PGB’s 1QFY22 core PATMI of RM447.3m (-5.5% QoQ; -18.6% YoY) was below HLIB’s expectation (20.8%) and consensus (23.0%). We estimated the impact of the Prosperity Tax at c.RM30m for the quarter (deemed as an EI). Declared first interim dividend of 16 sen/share. We expect PGB’s earnings to remain affected by the increasing gas fuel prices for the year (driven by the on-going RussiaUkraine war). Cut earnings for FY22 by 14.8% and FY23 by 5.9%, and introduce FY24 earnings at RM1.9bn. Downgrade to HOLD (from Buy) with a lower SOPderived TP of RM17.85.

Below expectation. PGB’s reported 1QFY22 core PATMI at RM447.3m (-5.5% QoQ; -18.6% YoY), after excluding an estimated RM30m negative impact from the Prosperity Tax at 33% for the period. We deem the results below HLIB’s expectation (20.8%) and consensus (23.0%).

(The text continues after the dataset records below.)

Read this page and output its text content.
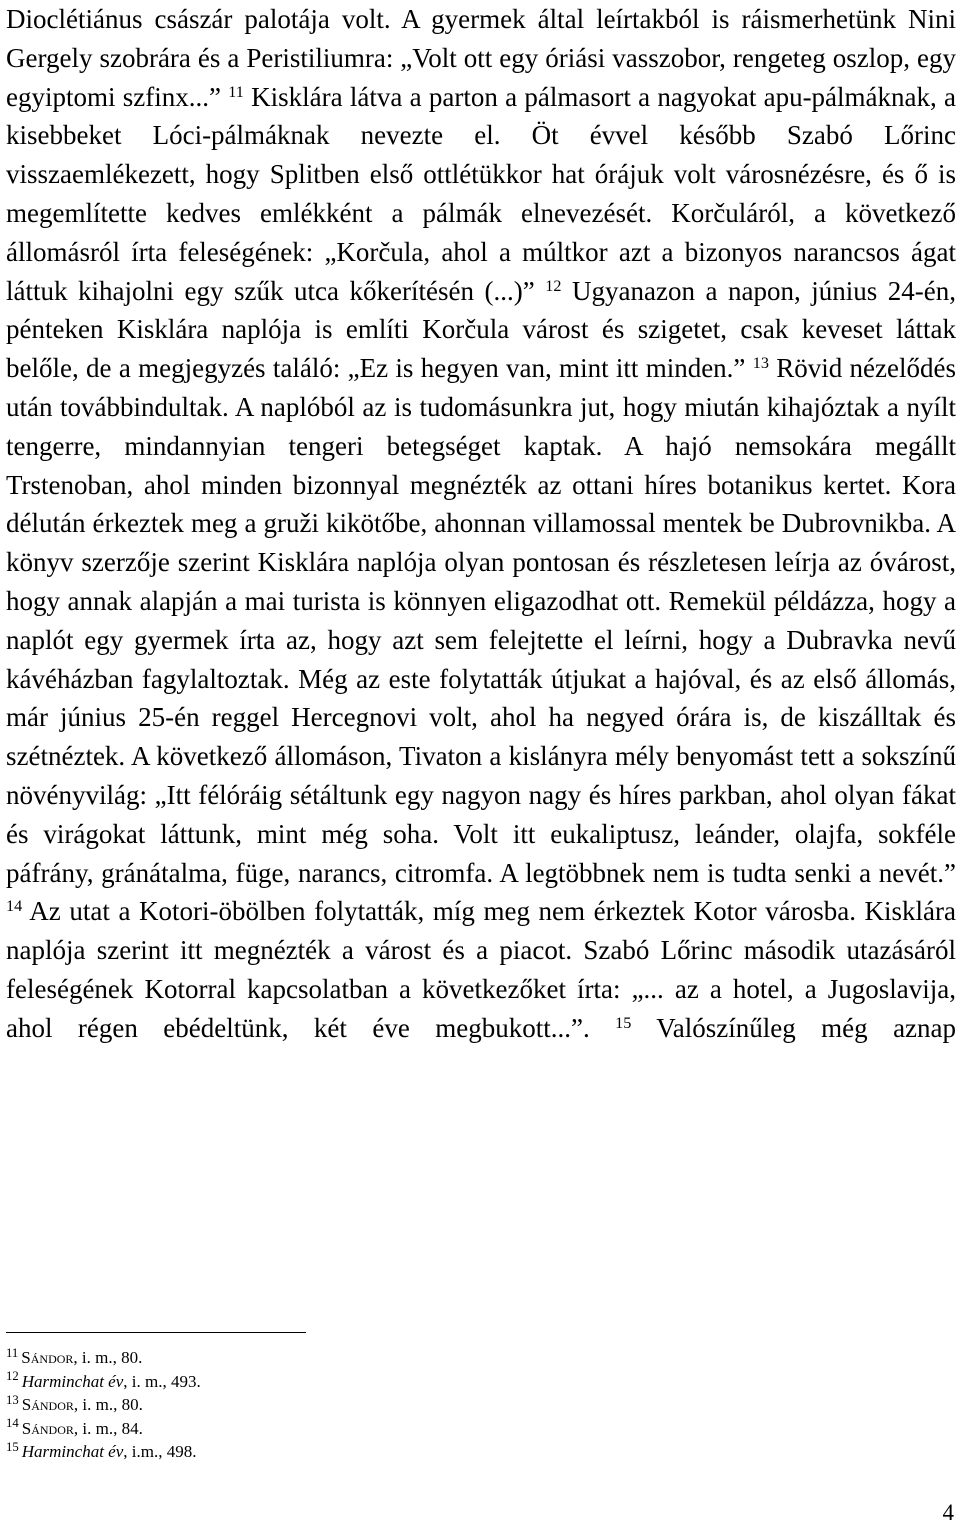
Dioclétiánus császár palotája volt. A gyermek által leírtakból is ráismerhetünk Nini Gergely szobrára és a Peristiliumra: „Volt ott egy óriási vasszobor, rengeteg oszlop, egy egyiptomi szfinx...” $^{11}$ Kisklára látva a parton a pálmasort a nagyokat apu-pálmáknak, a kisebbeket Lóci-pálmáknak nevezte el. Öt évvel később Szabó Lőrinc visszaemlékezett, hogy Splitben első ottlétükkor hat órájuk volt városnézésre, és ő is megemlítette kedves emlékként a pálmák elnevezését. Korčuláról, a következő állomásról írta feleségének: „Korčula, ahol a múltkor azt a bizonyos narancsos ágat láttuk kihajolni egy szűk utca kőkerítésén (...)” $^{12}$ Ugyanazon a napon, június 24-én, pénteken Kisklára naplója is említi Korčula várost és szigetet, csak keveset láttak belőle, de a megjegyzés találó: „Ez is hegyen van, mint itt minden.” $^{13}$ Rövid nézelődés után továbbindultak. A naplóból az is tudomásunkra jut, hogy miután kihajóztak a nyílt tengerre, mindannyian tengeri betegséget kaptak. A hajó nemsokára megállt Trstenoban, ahol minden bizonnyal megnézték az ottani híres botanikus kertet. Kora délután érkeztek meg a gruži kikötőbe, ahonnan villamossal mentek be Dubrovnikba. A könyv szerzője szerint Kisklára naplója olyan pontosan és részletesen leírja az óvárost, hogy annak alapján a mai turista is könnyen eligazodhat ott. Remekül példázza, hogy a naplót egy gyermek írta az, hogy azt sem felejtette el leírni, hogy a Dubravka nevű kávéházban fagylaltoztak. Még az este folytatták útjukat a hajóval, és az első állomás, már június 25-én reggel Hercegnovi volt, ahol ha negyed órára is, de kiszálltak és szétnéztek. A következő állomáson, Tivaton a kislányra mély benyomást tett a sokszínű növényvilág: „Itt félóráig sétáltunk egy nagyon nagy és híres parkban, ahol olyan fákat és virágokat láttunk, mint még soha. Volt itt eukaliptusz, leánder, olajfa, sokféle páfrány, gránátalma, füge, narancs, citromfa. A legtöbbnek nem is tudta senki a nevét.” $^{14}$ Az utat a Kotori-öbölben folytatták, míg meg nem érkeztek Kotor városba. Kisklára naplója szerint itt megnézték a várost és a piacot. Szabó Lőrinc második utazásáról feleségének Kotorral kapcsolatban a következőket írta: „... az a hotel, a Jugoslavija, ahol régen ebédeltünk, két éve megbukott...”. $^{15}$ Valószínűleg még aznap

$^{11}$ Sándor, i. m., 80.

$^{12}$ Harminchat év, i. m., 493.

$^{13}$ Sándor, i. m., 80.

$^{14}$ Sándor, i. m., 84.

$^{15}$ Harminchat év, i.m., 498.

4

Dividend. Declared First Interim Dividend of 16 Sen/share (ex-date: 3 Jun 2022).

QoQ. Core earnings declined by -5.5% to RM447.3m mainly due to lower contribution from joint ventures (affected by higher feed-in gas costs) and higher effective tax rate during the quarter (even after excluding RM30m impact from Prosperity Tax).

YoY. Core earnings declined by -18.6% due to higher overall operational costs across all segments, mainly driven by higher fuel gas costs (largely on Utilities - electricity). Nevertheless PGB will be able to recoup back the higher fuel cast costs for its Transportation and Regasification segments in subsequent period.

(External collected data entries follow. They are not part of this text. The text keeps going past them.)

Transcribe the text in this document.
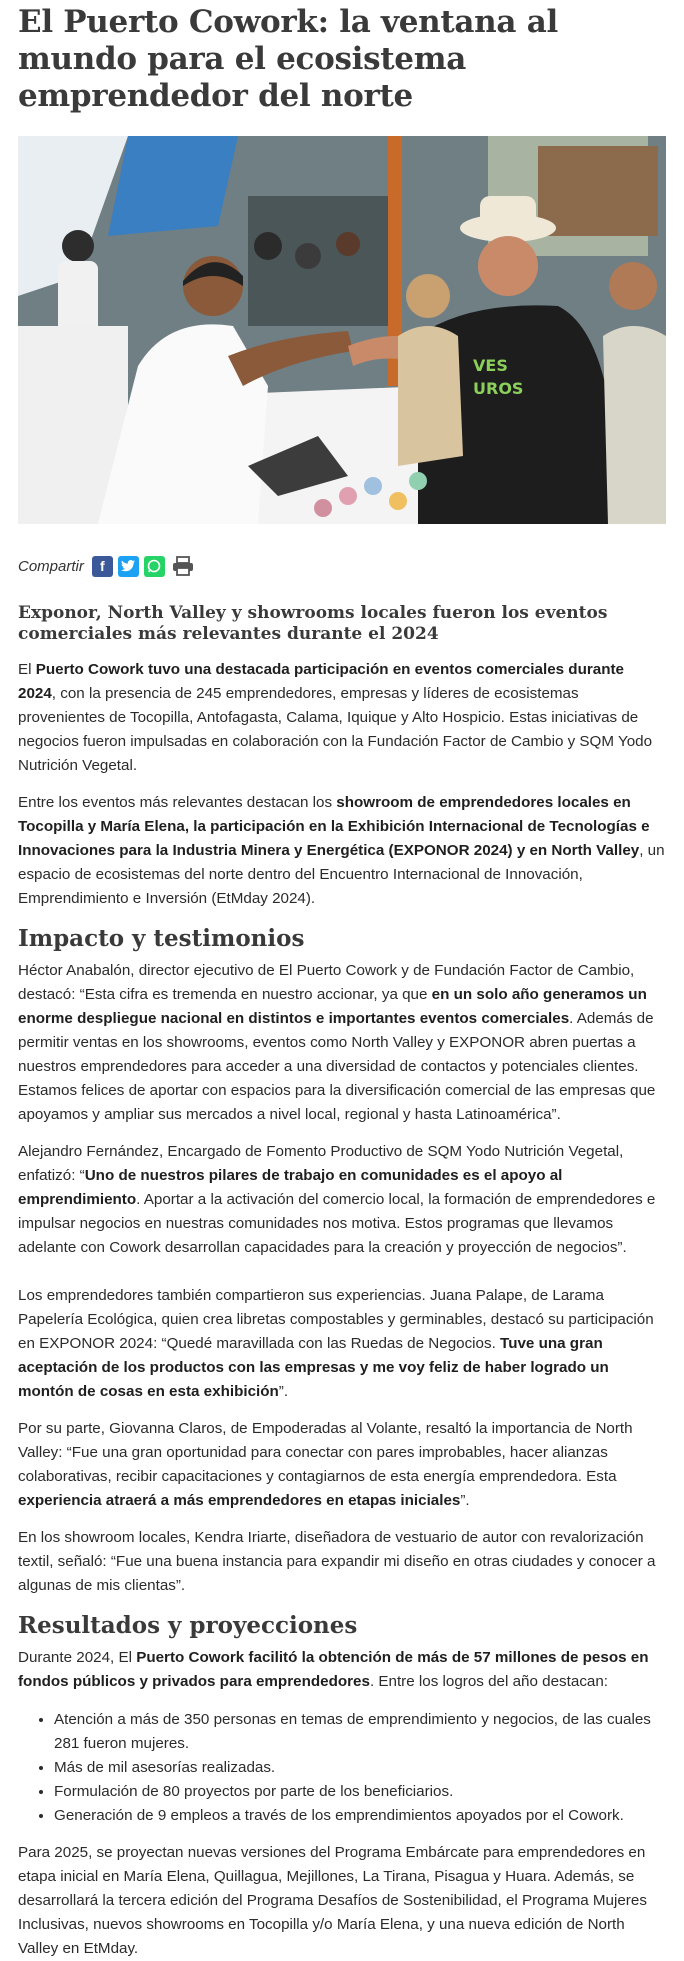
El Puerto Cowork: la ventana al mundo para el ecosistema emprendedor del norte
VES
UROS
Compartir	f
Exponor, North Valley y showrooms locales fueron los eventos comerciales más relevantes durante el 2024

El Puerto Cowork tuvo una destacada participación en eventos comerciales durante 2024, con la presencia de 245 emprendedores, empresas y líderes de ecosistemas provenientes de Tocopilla, Antofagasta, Calama, Iquique y Alto Hospicio. Estas iniciativas de negocios fueron impulsadas en colaboración con la Fundación Factor de Cambio y SQM Yodo Nutrición Vegetal.

Entre los eventos más relevantes destacan los showroom de emprendedores locales en Tocopilla y María Elena, la participación en la Exhibición Internacional de Tecnologías e Innovaciones para la Industria Minera y Energética (EXPONOR 2024) y en North Valley, un espacio de ecosistemas del norte dentro del Encuentro Internacional de Innovación, Emprendimiento e Inversión (EtMday 2024).

Impacto y testimonios

Héctor Anabalón, director ejecutivo de El Puerto Cowork y de Fundación Factor de Cambio, destacó: “Esta cifra es tremenda en nuestro accionar, ya que en un solo año generamos un enorme despliegue nacional en distintos e importantes eventos comerciales. Además de permitir ventas en los showrooms, eventos como North Valley y EXPONOR abren puertas a nuestros emprendedores para acceder a una diversidad de contactos y potenciales clientes. Estamos felices de aportar con espacios para la diversificación comercial de las empresas que apoyamos y ampliar sus mercados a nivel local, regional y hasta Latinoamérica”.

Alejandro Fernández, Encargado de Fomento Productivo de SQM Yodo Nutrición Vegetal, enfatizó: “Uno de nuestros pilares de trabajo en comunidades es el apoyo al emprendimiento. Aportar a la activación del comercio local, la formación de emprendedores e impulsar negocios en nuestras comunidades nos motiva. Estos programas que llevamos adelante con Cowork desarrollan capacidades para la creación y proyección de negocios”.

Los emprendedores también compartieron sus experiencias. Juana Palape, de Larama Papelería Ecológica, quien crea libretas compostables y germinables, destacó su participación en EXPONOR 2024: “Quedé maravillada con las Ruedas de Negocios. Tuve una gran aceptación de los productos con las empresas y me voy feliz de haber logrado un montón de cosas en esta exhibición”.

Por su parte, Giovanna Claros, de Empoderadas al Volante, resaltó la importancia de North Valley: “Fue una gran oportunidad para conectar con pares improbables, hacer alianzas colaborativas, recibir capacitaciones y contagiarnos de esta energía emprendedora. Esta experiencia atraerá a más emprendedores en etapas iniciales”.

En los showroom locales, Kendra Iriarte, diseñadora de vestuario de autor con revalorización textil, señaló: “Fue una buena instancia para expandir mi diseño en otras ciudades y conocer a algunas de mis clientas”.

Resultados y proyecciones

Durante 2024, El Puerto Cowork facilitó la obtención de más de 57 millones de pesos en fondos públicos y privados para emprendedores. Entre los logros del año destacan:

• Atención a más de 350 personas en temas de emprendimiento y negocios, de las cuales 281 fueron mujeres.
• Más de mil asesorías realizadas.
• Formulación de 80 proyectos por parte de los beneficiarios.
• Generación de 9 empleos a través de los emprendimientos apoyados por el Cowork.

Para 2025, se proyectan nuevas versiones del Programa Embárcate para emprendedores en etapa inicial en María Elena, Quillagua, Mejillones, La Tirana, Pisagua y Huara. Además, se desarrollará la tercera edición del Programa Desafíos de Sostenibilidad, el Programa Mujeres Inclusivas, nuevos showrooms en Tocopilla y/o María Elena, y una nueva edición de North Valley en EtMday.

Outlook. Management guided PGB’s earnings will largely sustain into subsequent quarters, being protected under existing long-term contract with Petronas (Gas Processing) and RAB structure (Gas Transportation and Regasification). However, Utilities segment may remain dragged (at least for another quarter) by the high fuel gas input cost for electricity power generation as the cost is non pass-through while tariff pricing is matched to Tenaga’s pricing (reviewed half yearly).

Forecast. Cut Earnings for FY22 by 14.8% and FY23 by 5.9%. Introduce FY24 Earnings at RM1.9bn.

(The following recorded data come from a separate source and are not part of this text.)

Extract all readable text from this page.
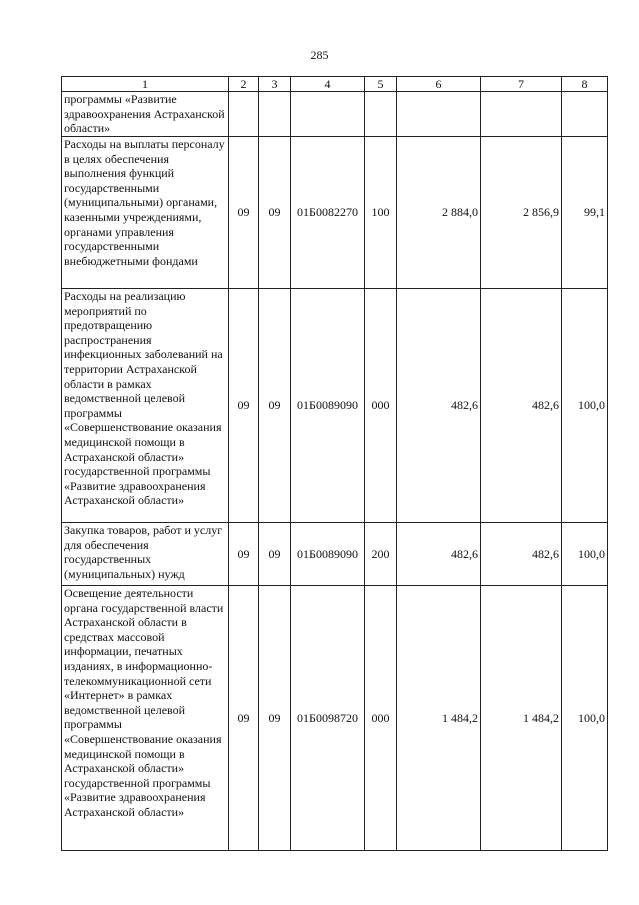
285
1	2	3	4	5	6	7	8
программы «Развитие здравоохранения Астраханской области»							
Расходы на выплаты персоналу в целях обеспечения выполнения функций государственными (муниципальными) органами, казенными учреждениями, органами управления государственными внебюджетными фондами	09	09	01Б0082270	100	2 884,0	2 856,9	99,1
Расходы на реализацию мероприятий по предотвращению распространения инфекционных заболеваний на территории Астраханской области в рамках ведомственной целевой программы «Совершенствование оказания медицинской помощи в Астраханской области» государственной программы «Развитие здравоохранения Астраханской области»	09	09	01Б0089090	000	482,6	482,6	100,0
Закупка товаров, работ и услуг для обеспечения государственных (муниципальных) нужд	09	09	01Б0089090	200	482,6	482,6	100,0
Освещение деятельности органа государственной власти Астраханской области в средствах массовой информации, печатных изданиях, в информационно-телекоммуникационной сети «Интернет» в рамках ведомственной целевой программы «Совершенствование оказания медицинской помощи в Астраханской области» государственной программы «Развитие здравоохранения Астраханской области»	09	09	01Б0098720	000	1 484,2	1 484,2	100,0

Downgrade to HOLD, TP: RM17.85. Following the earnings adjustment, we downgrade PGB to HOLD (from Buy) with a lower TP of RM17.85 (from RM19.00) based on SOP. While we expect PGB to continue maintain its dividend payout, we expect PGB’s earnings to remain affected by the increasing fuel gas costs in the near term (affected by the on-going Russia-Ukraine war), on top of the Prosperity Tax impact for the year.